County-level data shows the same pattern: Weakley County has 16 pharmacies in total (three CVS), Carter County has 14 (two CVS), and Marion, Giles, and Grundy have only six or seven pharmacies each, with one CVS apiece. The access burden of FAIR Rx would fall hardest where local pharmacy options are thinnest.
Displaced business would largely shift to other major chains, not new local competitors. Walgreens would become the new nearest pharmacy for eight ZIP codes covering about 275,000 people, while Kroger would gain four ZIPs (covering about 135,000 people), and Walmart three (about 125,000 people).
Policies like FAIR Rx do not eliminate scale or corporate power, they merely shift customers from one large chain to others while patients bear the switching costs.
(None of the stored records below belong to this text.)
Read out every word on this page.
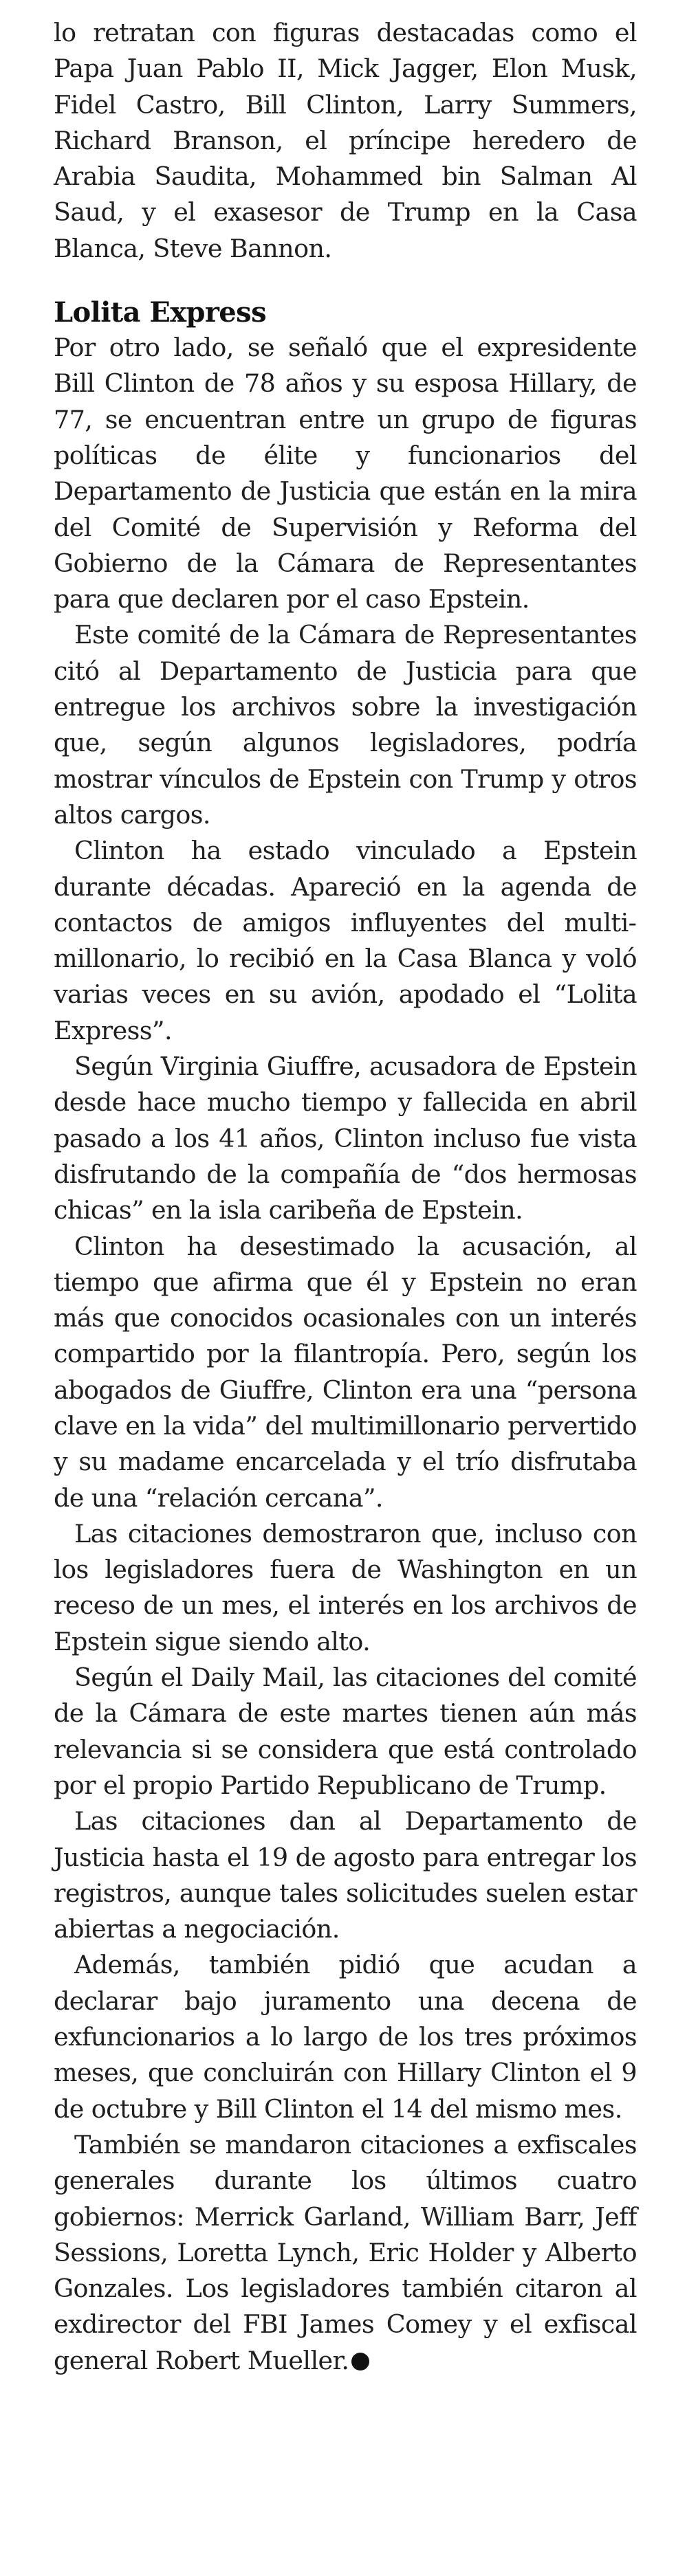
lo retratan con figuras destacadas como el Papa Juan Pablo II, Mick Jagger, Elon Musk, Fidel Castro, Bill Clinton, Larry Summers, Richard Branson, el príncipe heredero de Arabia Saudita, Mohammed bin Salman Al Saud, y el exasesor de Trump en la Casa Blanca, Steve Bannon.

Lolita Express

Por otro lado, se señaló que el expresidente Bill Clinton de 78 años y su esposa Hillary, de 77, se encuentran entre un grupo de figuras políticas de élite y funcionarios del Departamento de Justicia que están en la mira del Comité de Supervisión y Reforma del Gobierno de la Cámara de Representantes para que declaren por el caso Epstein.

Este comité de la Cámara de Representantes citó al Departamento de Justicia para que entregue los archivos sobre la investigación que, según algunos legisladores, podría mostrar vínculos de Epstein con Trump y otros altos cargos.

Clinton ha estado vinculado a Epstein durante décadas. Apareció en la agenda de contactos de amigos influyentes del multimillonario, lo recibió en la Casa Blanca y voló varias veces en su avión, apodado el “Lolita Express”.

Según Virginia Giuffre, acusadora de Epstein desde hace mucho tiempo y fallecida en abril pasado a los 41 años, Clinton incluso fue vista disfrutando de la compañía de “dos hermosas chicas” en la isla caribeña de Epstein.

Clinton ha desestimado la acusación, al tiempo que afirma que él y Epstein no eran más que conocidos ocasionales con un interés compartido por la filantropía. Pero, según los abogados de Giuffre, Clinton era una “persona clave en la vida” del multimillonario pervertido y su madame encarcelada y el trío disfrutaba de una “relación cercana”.

Las citaciones demostraron que, incluso con los legisladores fuera de Washington en un receso de un mes, el interés en los archivos de Epstein sigue siendo alto.

Según el Daily Mail, las citaciones del comité de la Cámara de este martes tienen aún más relevancia si se considera que está controlado por el propio Partido Republicano de Trump.

Las citaciones dan al Departamento de Justicia hasta el 19 de agosto para entregar los registros, aunque tales solicitudes suelen estar abiertas a negociación.

Además, también pidió que acudan a declarar bajo juramento una decena de exfuncionarios a lo largo de los tres próximos meses, que concluirán con Hillary Clinton el 9 de octubre y Bill Clinton el 14 del mismo mes.

También se mandaron citaciones a exfiscales generales durante los últimos cuatro gobiernos: Merrick Garland, William Barr, Jeff Sessions, Loretta Lynch, Eric Holder y Alberto Gonzales. Los legisladores también citaron al exdirector del FBI James Comey y el exfiscal general Robert Mueller.
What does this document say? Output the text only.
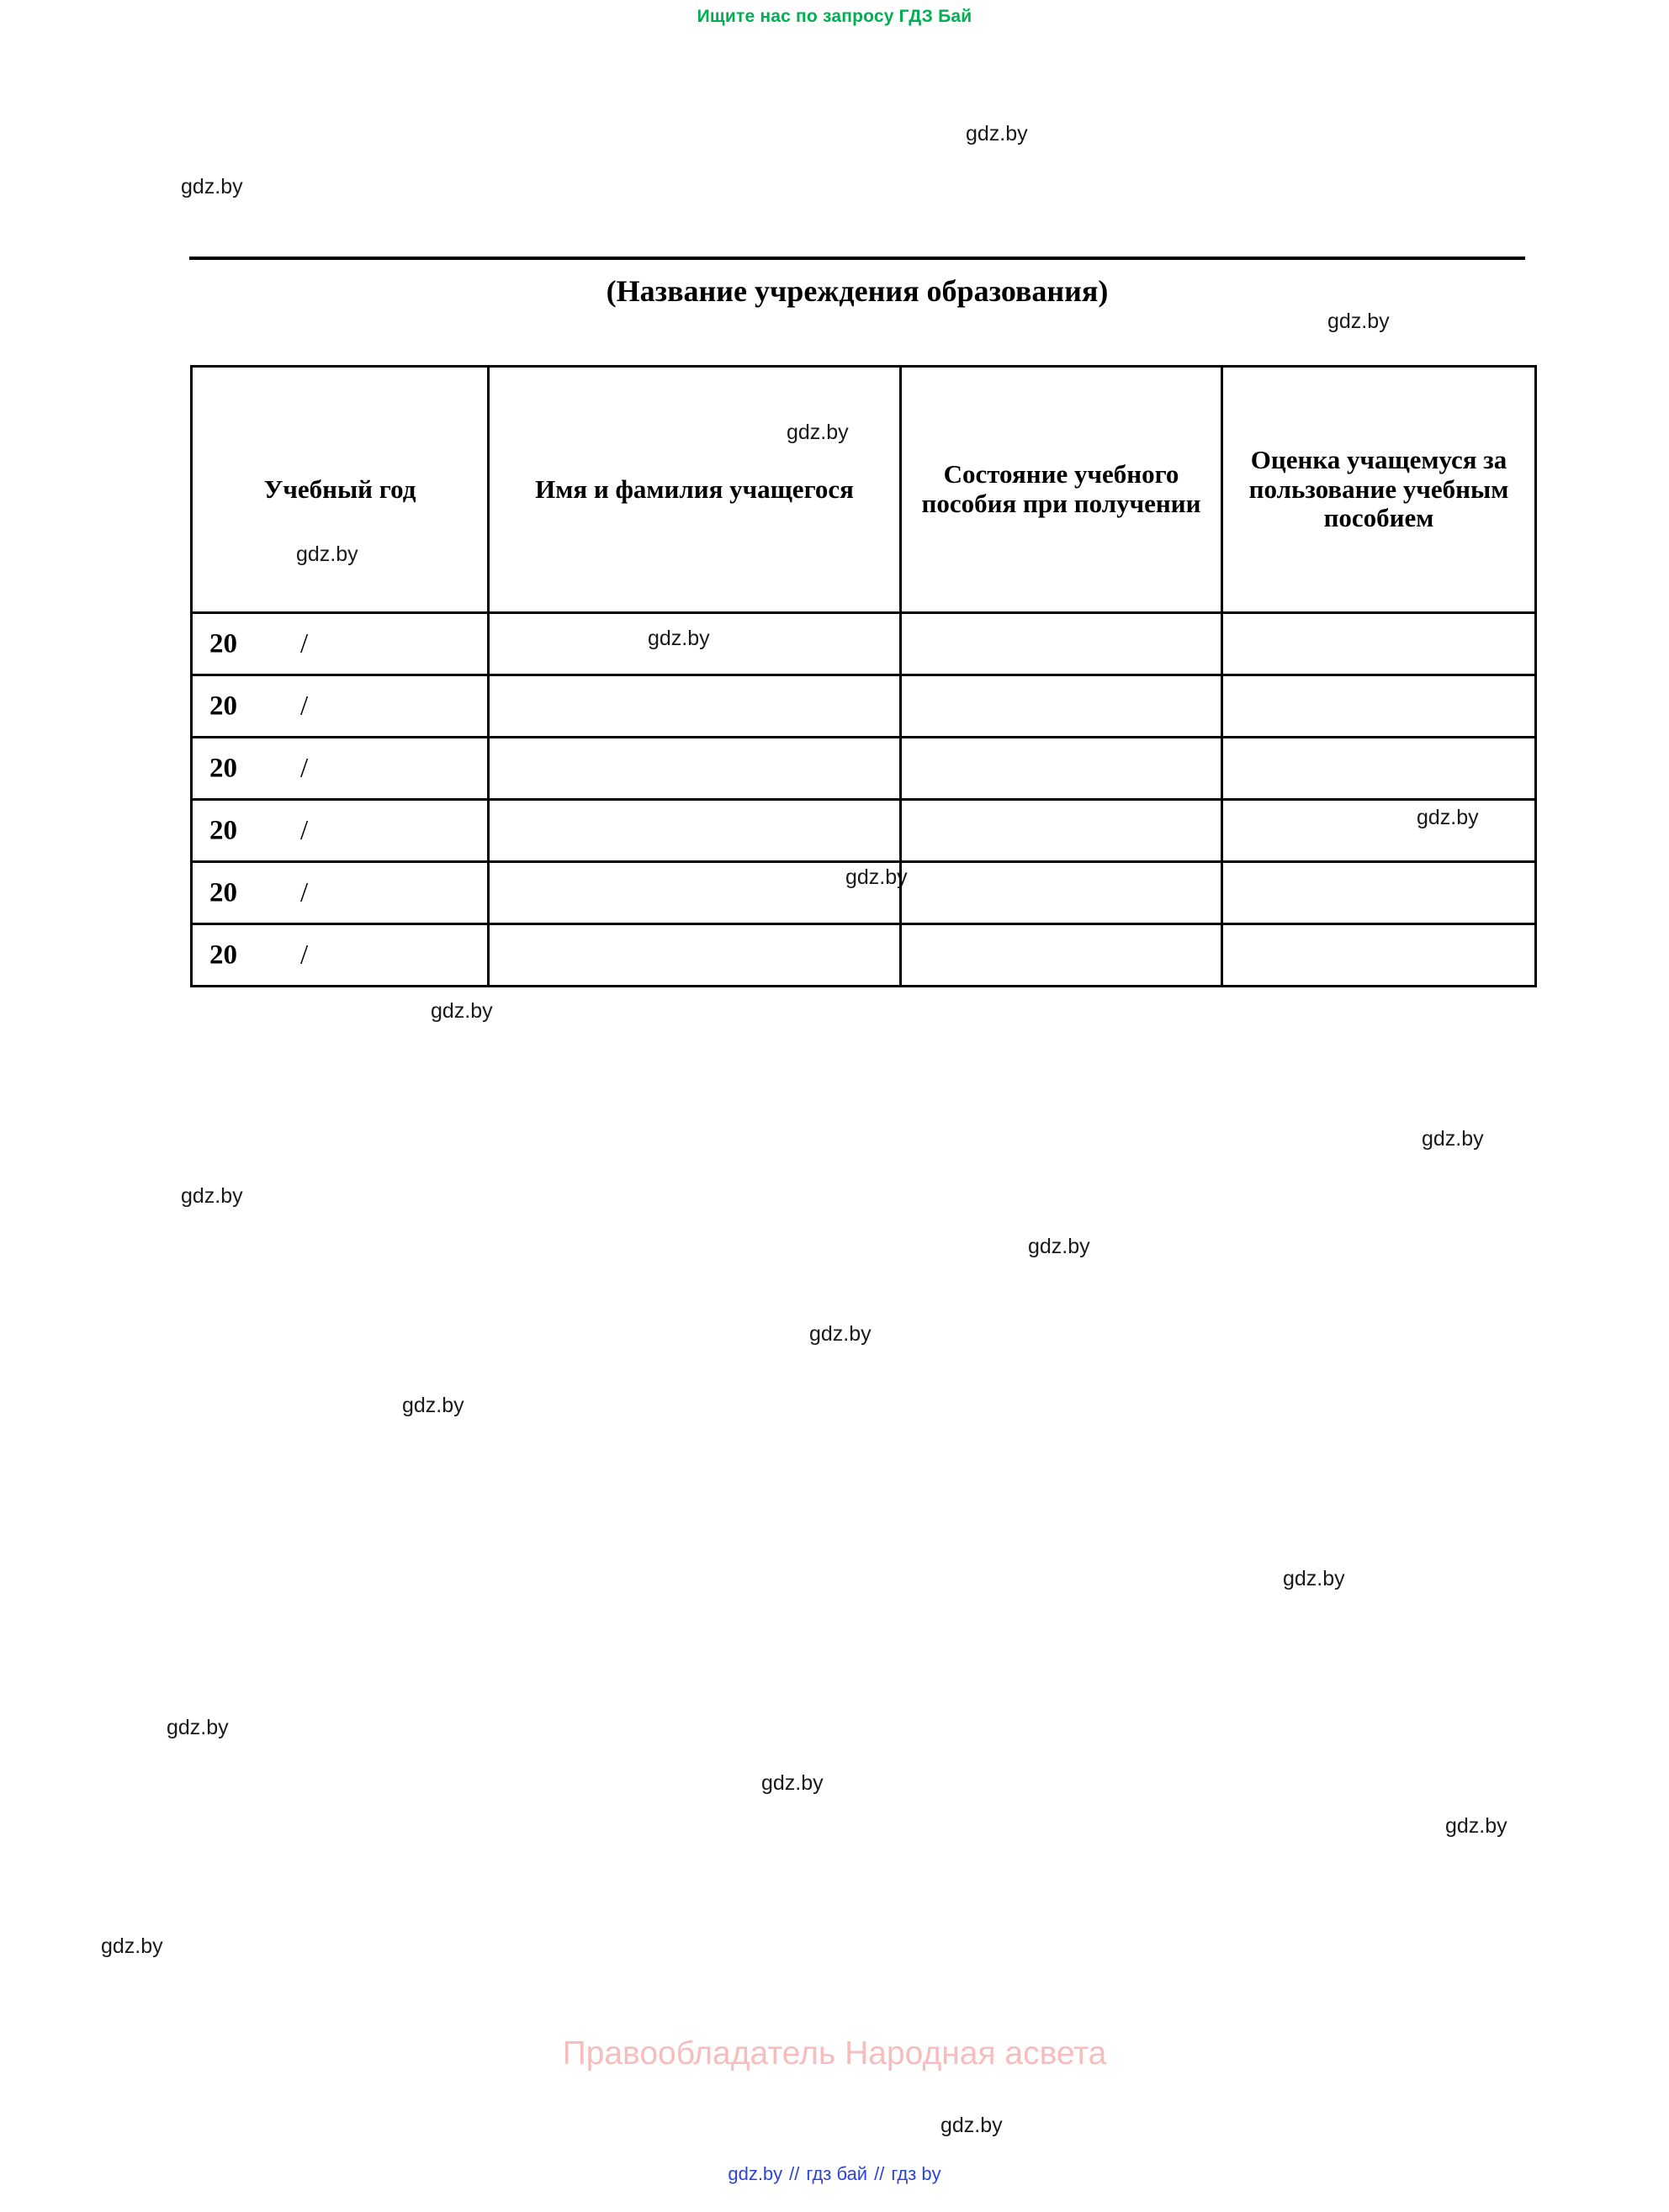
Ищите нас по запросу ГДЗ Бай
gdz.by
gdz.by
gdz.by
gdz.by
gdz.by
gdz.by
gdz.by
gdz.by
gdz.by
gdz.by
gdz.by
gdz.by
gdz.by
gdz.by
gdz.by
gdz.by
gdz.by
gdz.by
gdz.by
gdz.by
(Название учреждения образования)
Учебный год	Имя и фамилия учащегося	Состояние учебного пособия при получении	Оценка учащемуся за пользование учебным пособием

20 /			

20 /			

20 /			

20 /			

20 /			

20 /			

Правообладатель Народная асвета
gdz.by // гдз бай // гдз by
Tennessee already has tools to regulate PBMs. If they are inadequate, lawmakers can strengthen them, and if a PBM violates the law, the state should enforce it. Banning PBM-owned pharmacies instead risks higher travel burdens and localized costs while benefiting rival chains.
It is not the government’s role to dismantle a lawful business arrangement without clear evidence of consumer harm and proof that narrower remedies would fail. While FAIR Rx proponents cite conflicts of interest and higher costs, the bill offers little quantified evidence of savings, and its fiscal summary says the overall effect is uncertain.
Meanwhile, Tennessee’s own data shows the downside clearly: real consumer costs, hidden behind symbolic policy, and business shifted to favored incumbents without addressing a demonstrated problem. That is not reform; it is regulation in search of justification.